Started in 2015 as a passion project, the Indigenous land mapping site Native-Land.ca has since been viewed millions of times and is used by teachers nationwide. The project impacts Indigenous and non-Indigenous people in diverse ways, and has sparked big conversations. In this talk, user comments will provide an avenue through which the positives and negatives of Native Land’s user-focused, non-academic approach can be broadly examined. Though influenced by decolonial theory, the project is an amateur one, and a discussion of its particular impacts and challenges will prove useful to many working in the digital humanities.

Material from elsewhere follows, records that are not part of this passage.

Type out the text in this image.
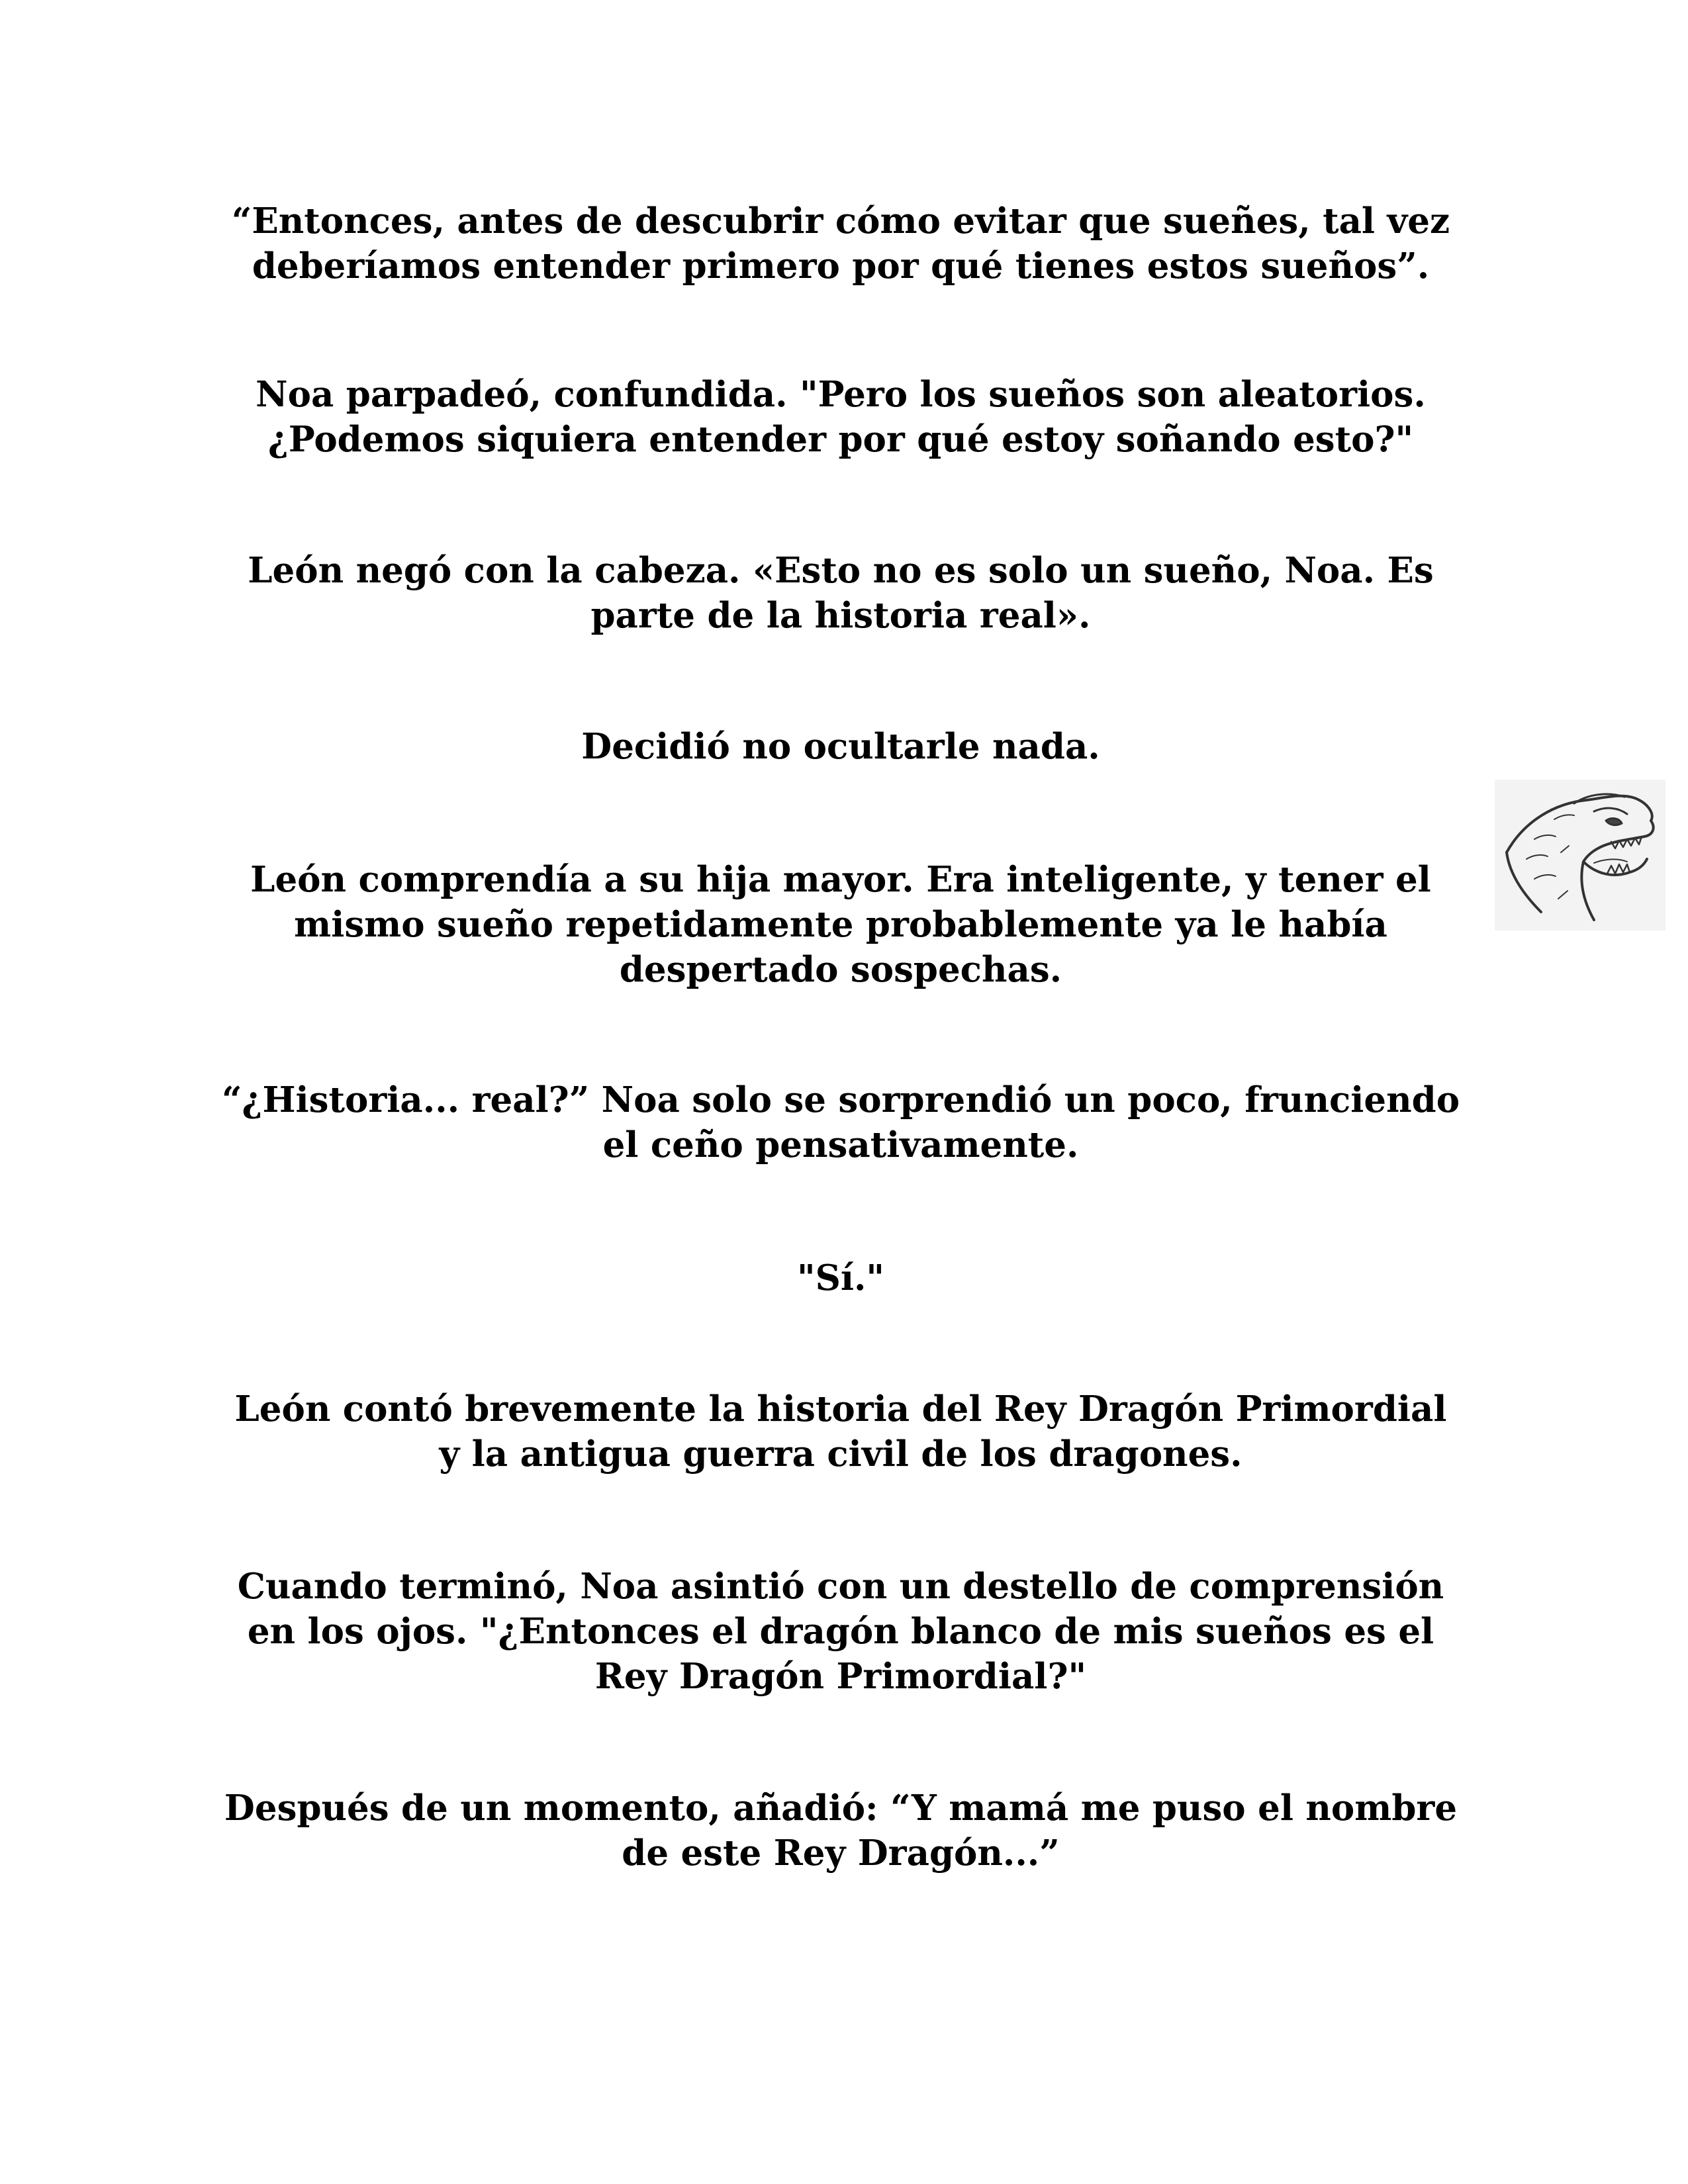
“Entonces, antes de descubrir cómo evitar que sueñes, tal vez
deberíamos entender primero por qué tienes estos sueños”.
Noa parpadeó, confundida. "Pero los sueños son aleatorios.
¿Podemos siquiera entender por qué estoy soñando esto?"
León negó con la cabeza. «Esto no es solo un sueño, Noa. Es
parte de la historia real».
Decidió no ocultarle nada.
León comprendía a su hija mayor. Era inteligente, y tener el
mismo sueño repetidamente probablemente ya le había
despertado sospechas.
“¿Historia... real?” Noa solo se sorprendió un poco, frunciendo
el ceño pensativamente.
"Sí."
León contó brevemente la historia del Rey Dragón Primordial
y la antigua guerra civil de los dragones.
Cuando terminó, Noa asintió con un destello de comprensión
en los ojos. "¿Entonces el dragón blanco de mis sueños es el
Rey Dragón Primordial?"
Después de un momento, añadió: “Y mamá me puso el nombre
de este Rey Dragón...”
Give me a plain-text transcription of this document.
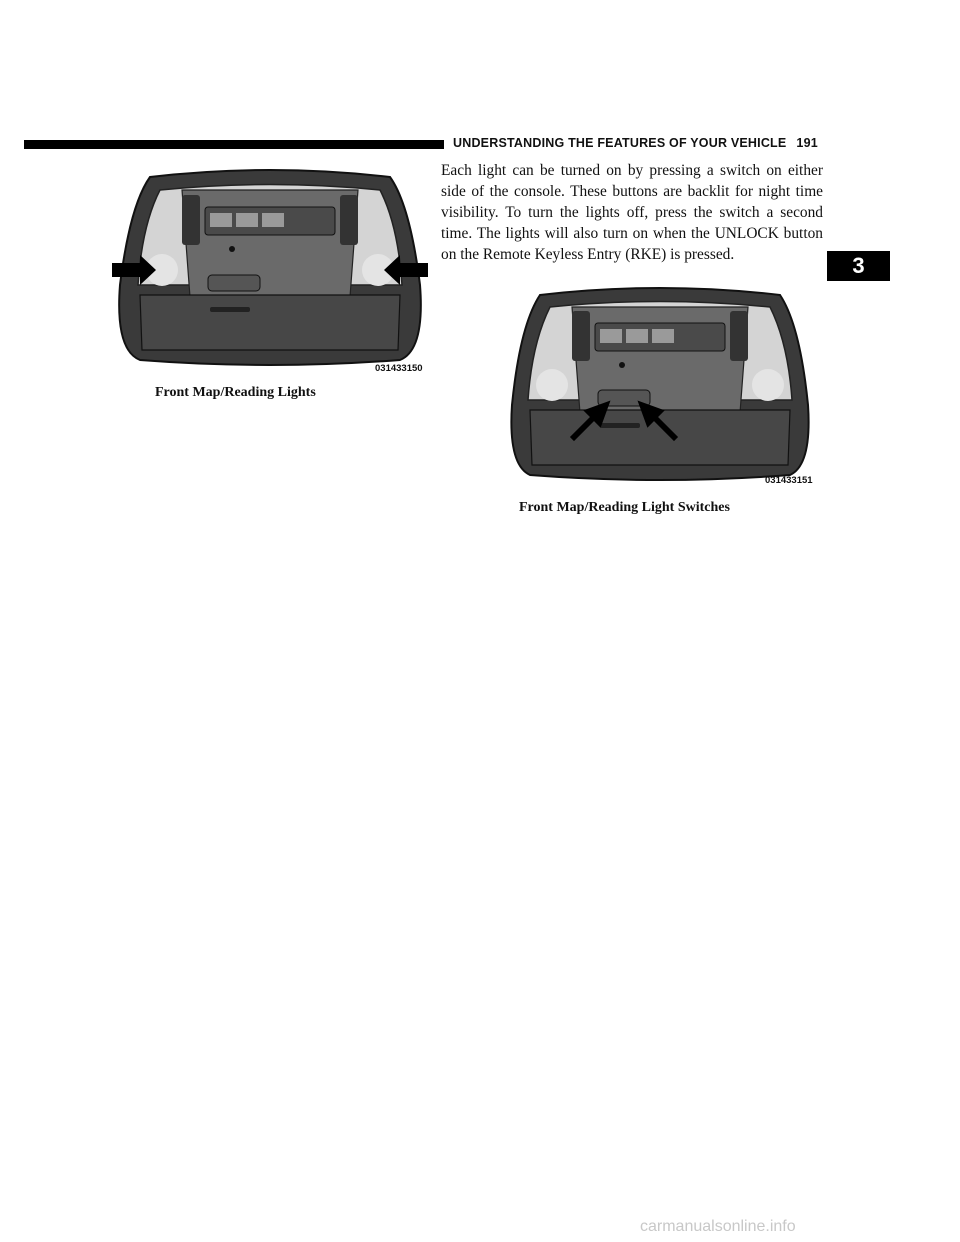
UNDERSTANDING THE FEATURES OF YOUR VEHICLE 191
Each light can be turned on by pressing a switch on either side of the console. These buttons are backlit for night time visibility. To turn the lights off, press the switch a second time. The lights will also turn on when the UNLOCK button on the Remote Keyless Entry (RKE) is pressed.	3
031433150
Front Map/Reading Lights
031433151
Front Map/Reading Light Switches
carmanualsonline.info
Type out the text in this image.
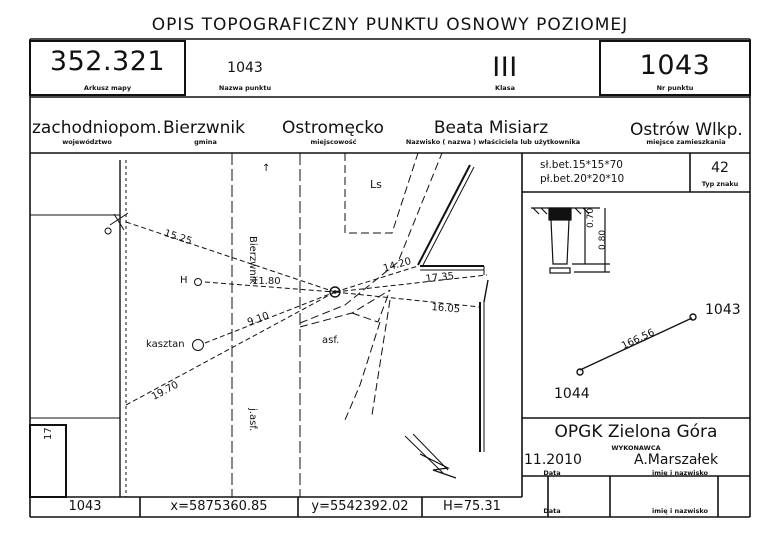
OPIS TOPOGRAFICZNY PUNKTU OSNOWY POZIOMEJ
352.321
Arkusz mapy
1043
Nazwa punktu
III
Klasa
1043
Nr punktu
zachodniopom.
województwo
Bierzwnik
gmina
Ostromęcko
miejscowość
Beata Misiarz
Nazwisko ( nazwa ) właściciela lub użytkownika
Ostrów Wlkp.
miejsce zamieszkania
sł.bet.15*15*70
pł.bet.20*20*10
42
Typ znaku
0.70
0.80
1043
1044
166.56
Bierzwnik
↑
Ls
asf.
j.asf.
kasztan
H
17
15.25
11.80
9.10
19.70
14.20
17.35
16.05
OPGK Zielona Góra
WYKONAWCA
11.2010
Data
A.Marszałek
imię i nazwisko
Data	imię i nazwisko
1043	x=5875360.85	y=5542392.02	H=75.31
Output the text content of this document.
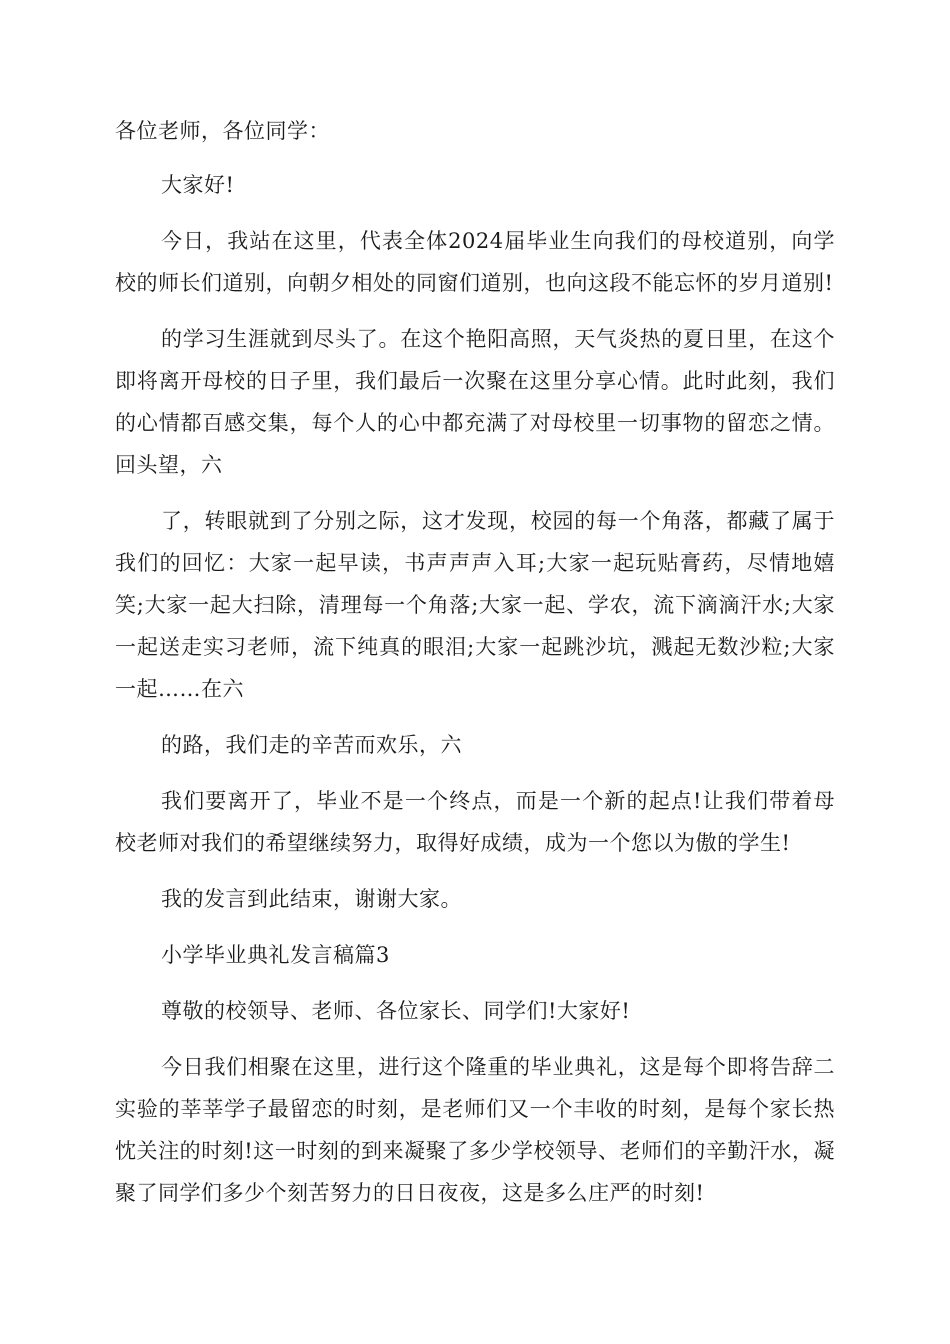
各位老师，各位同学：

大家好!

今日，我站在这里，代表全体2024届毕业生向我们的母校道别，向学校的师长们道别，向朝夕相处的同窗们道别，也向这段不能忘怀的岁月道别!

的学习生涯就到尽头了。在这个艳阳高照，天气炎热的夏日里，在这个即将离开母校的日子里，我们最后一次聚在这里分享心情。此时此刻，我们的心情都百感交集，每个人的心中都充满了对母校里一切事物的留恋之情。回头望，六

了，转眼就到了分别之际，这才发现，校园的每一个角落，都藏了属于我们的回忆：大家一起早读，书声声声入耳;大家一起玩贴膏药，尽情地嬉笑;大家一起大扫除，清理每一个角落;大家一起、学农，流下滴滴汗水;大家一起送走实习老师，流下纯真的眼泪;大家一起跳沙坑，溅起无数沙粒;大家一起……在六

的路，我们走的辛苦而欢乐，六

我们要离开了，毕业不是一个终点，而是一个新的起点!让我们带着母校老师对我们的希望继续努力，取得好成绩，成为一个您以为傲的学生!

我的发言到此结束，谢谢大家。

小学毕业典礼发言稿篇3

尊敬的校领导、老师、各位家长、同学们!大家好!

今日我们相聚在这里，进行这个隆重的毕业典礼，这是每个即将告辞二实验的莘莘学子最留恋的时刻，是老师们又一个丰收的时刻，是每个家长热忱关注的时刻!这一时刻的到来凝聚了多少学校领导、老师们的辛勤汗水，凝聚了同学们多少个刻苦努力的日日夜夜，这是多么庄严的时刻!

Part II: Challenges of Incorporating Land and Ecological Knowledge Into Digital Media

In this presentation, Martin-Ferris will discuss the challenges and knowledge gained through incorporating Indigenous ways of knowing and land as pedagogy into Native-Land’s education guide. In this presentation she will draw on the challenges of incorporating stories of the land through an Indigenous lens into educational media tools as well as talk about key Indigenous authors papers to illustrate these points. Finally, she will talk about the importance of utilizing this type of pedagogy through technology and the importance of decolonization through technology.

Victor Temprano is a settler who lives in Vancouver, Canada, on the unceded territories of the Musqueam, Tsleil-Waututh, and Squamish peoples. He works as a web developer and owns a small startup in Vancouver, BC. He began Native-Land.ca in 2015 after attending protests regarding pipeline construction in British Columbia. Victor holds a Master’s Degree in Religious Studies from McGill University.

Samantha Martin-Ferris is a Gitxaan researcher from the house of Delgamuukw. She comes from Hazelton BC, situated amongst the Skeena River and holds a Bachelors degree from the University of British Columbia in First Nations and Indigenous studies. While her background is primarily in statistics and policy she is always looking at new ways of looking through Indigenous lenses through technology and decolonial practices.